Der Einfluß moderner Technologien auf unser kulturelles Leben stieg in den letzten 50 Jahren ständig. Besonders prägte diese Entwicklung die Musik, die durch die Elektronik völlig neue Effekte erzielt. Gleichgültig, ob E- oder U-Musik, ob professionelle Produktion, Komposition oder Musikwissenschaft, beinahe jede Teildisziplin bezog und bezieht wesentliche Impulse aus der stetig fortschreitenden technologischen Entwicklung.

Dieser Vielschichtigkeit Rechnung zu tragen, war das ehrgeizige Anliegen der KlangArt-Planer. So wollte man einerseits Musik und Elektronik einer breiten Öffentlichkeit zugänglich und erlebbar machen, andererseits aber auch neueste musikwissenschaftliche Forschungsergebnisse zu diesem Thema auf einem internationalen Forum vortragen. Um eine optimale Bewältigung dieser vielschichtigen Aufgabe zu gewährleisten, entschlossen sich die Organisatoren, KlangArt in drei verschiedene Bereiche zu unterteilen: Festival, Kongress und MusiTec.

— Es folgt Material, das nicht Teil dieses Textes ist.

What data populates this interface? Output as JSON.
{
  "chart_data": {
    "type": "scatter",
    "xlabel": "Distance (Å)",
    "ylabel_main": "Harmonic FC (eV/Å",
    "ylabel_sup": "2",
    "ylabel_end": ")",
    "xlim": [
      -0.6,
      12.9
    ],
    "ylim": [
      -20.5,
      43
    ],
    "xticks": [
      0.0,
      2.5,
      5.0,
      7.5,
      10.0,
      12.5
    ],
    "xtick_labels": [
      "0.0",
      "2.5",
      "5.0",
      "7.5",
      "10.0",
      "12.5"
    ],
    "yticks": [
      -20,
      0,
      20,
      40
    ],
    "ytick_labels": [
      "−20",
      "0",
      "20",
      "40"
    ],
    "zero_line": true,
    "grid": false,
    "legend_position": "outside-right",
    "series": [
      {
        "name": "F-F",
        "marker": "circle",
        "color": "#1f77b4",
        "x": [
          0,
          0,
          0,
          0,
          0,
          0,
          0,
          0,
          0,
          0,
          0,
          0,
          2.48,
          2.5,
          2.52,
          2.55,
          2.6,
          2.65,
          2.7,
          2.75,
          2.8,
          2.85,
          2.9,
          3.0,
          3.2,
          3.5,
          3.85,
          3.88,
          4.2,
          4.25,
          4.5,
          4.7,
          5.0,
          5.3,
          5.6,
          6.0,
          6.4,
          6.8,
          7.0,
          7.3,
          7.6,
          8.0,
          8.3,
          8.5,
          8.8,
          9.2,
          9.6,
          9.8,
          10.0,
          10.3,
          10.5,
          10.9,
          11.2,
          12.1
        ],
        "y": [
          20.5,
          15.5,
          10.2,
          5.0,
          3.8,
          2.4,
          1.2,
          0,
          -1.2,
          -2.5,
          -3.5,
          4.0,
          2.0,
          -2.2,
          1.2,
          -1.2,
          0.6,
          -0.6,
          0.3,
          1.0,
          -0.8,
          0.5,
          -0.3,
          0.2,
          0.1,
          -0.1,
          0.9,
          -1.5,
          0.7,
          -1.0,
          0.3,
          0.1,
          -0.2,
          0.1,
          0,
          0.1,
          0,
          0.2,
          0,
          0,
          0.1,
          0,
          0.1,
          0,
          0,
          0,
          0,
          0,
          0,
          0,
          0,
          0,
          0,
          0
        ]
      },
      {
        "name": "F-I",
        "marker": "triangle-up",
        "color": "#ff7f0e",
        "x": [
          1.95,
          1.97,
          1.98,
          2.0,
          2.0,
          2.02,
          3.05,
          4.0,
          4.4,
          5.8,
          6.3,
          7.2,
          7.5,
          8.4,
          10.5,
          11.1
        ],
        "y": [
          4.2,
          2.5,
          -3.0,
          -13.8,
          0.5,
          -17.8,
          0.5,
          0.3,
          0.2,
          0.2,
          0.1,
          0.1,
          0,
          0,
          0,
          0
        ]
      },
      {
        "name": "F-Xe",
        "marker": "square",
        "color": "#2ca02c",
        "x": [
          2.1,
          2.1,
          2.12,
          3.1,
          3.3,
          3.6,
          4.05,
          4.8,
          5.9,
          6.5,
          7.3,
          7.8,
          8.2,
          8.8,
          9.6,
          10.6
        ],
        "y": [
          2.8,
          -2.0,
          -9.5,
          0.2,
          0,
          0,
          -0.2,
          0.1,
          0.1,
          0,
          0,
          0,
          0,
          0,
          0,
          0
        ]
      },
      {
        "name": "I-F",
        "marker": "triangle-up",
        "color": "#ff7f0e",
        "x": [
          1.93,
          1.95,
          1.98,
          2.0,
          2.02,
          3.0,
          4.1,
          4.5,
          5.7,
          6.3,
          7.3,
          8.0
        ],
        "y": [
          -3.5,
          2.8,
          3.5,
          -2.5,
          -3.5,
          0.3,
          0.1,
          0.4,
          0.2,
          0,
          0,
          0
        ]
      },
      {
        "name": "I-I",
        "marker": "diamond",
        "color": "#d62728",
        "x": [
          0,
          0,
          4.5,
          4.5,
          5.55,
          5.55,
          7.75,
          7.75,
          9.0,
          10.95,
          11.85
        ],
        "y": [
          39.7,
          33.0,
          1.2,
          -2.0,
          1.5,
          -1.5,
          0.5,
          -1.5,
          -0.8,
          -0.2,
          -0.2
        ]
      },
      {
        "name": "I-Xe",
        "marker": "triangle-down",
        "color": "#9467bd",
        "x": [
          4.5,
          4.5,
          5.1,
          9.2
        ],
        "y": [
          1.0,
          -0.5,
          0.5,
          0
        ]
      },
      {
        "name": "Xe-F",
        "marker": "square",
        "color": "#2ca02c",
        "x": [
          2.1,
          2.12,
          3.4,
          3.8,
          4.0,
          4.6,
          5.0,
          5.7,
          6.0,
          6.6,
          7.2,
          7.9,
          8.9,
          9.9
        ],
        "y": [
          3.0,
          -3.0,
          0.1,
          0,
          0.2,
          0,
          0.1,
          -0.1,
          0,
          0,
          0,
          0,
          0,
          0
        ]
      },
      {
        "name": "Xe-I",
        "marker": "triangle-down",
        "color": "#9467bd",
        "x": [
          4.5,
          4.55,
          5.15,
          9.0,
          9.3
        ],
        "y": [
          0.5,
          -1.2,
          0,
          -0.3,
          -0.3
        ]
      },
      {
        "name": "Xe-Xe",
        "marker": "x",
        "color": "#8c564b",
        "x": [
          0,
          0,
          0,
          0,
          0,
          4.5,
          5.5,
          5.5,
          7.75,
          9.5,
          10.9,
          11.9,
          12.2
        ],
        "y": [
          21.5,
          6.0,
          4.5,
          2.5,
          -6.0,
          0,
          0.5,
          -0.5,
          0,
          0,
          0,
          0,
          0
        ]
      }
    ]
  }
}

Der von der Universität Osnabrück veranstaltete Kongress bot Gelegenheit, sich umfassend über den aktuellen Stand der musikwissenschaftlichen Diskussion zum Thema »Neue Musiktechnologien« zu informieren. Ein internationales Aufgebot an Referenten erörterte nicht nur theoretisch-technische Aspekte, sondern ging ebenso umfassend auf pädagogische und soziale Auswirkungen der neuen Musiktechnologien ein. Auch eine Vorführung des legendären Mixturtrautoniums durch Oskar Sala sowie eine Demonstration des hochmodernen Synclaviers gehörten zum weitgefächerten Programm des Kongresses. Den Kongress begleitend fanden eine Reihe von MIDI-Workshops unter Leitung fachkundiger Dozenten statt, die den Teilnehmern die Gelegenheit boten, Musiktechnologie aktiv am Computer zu erleben und zu erlernen.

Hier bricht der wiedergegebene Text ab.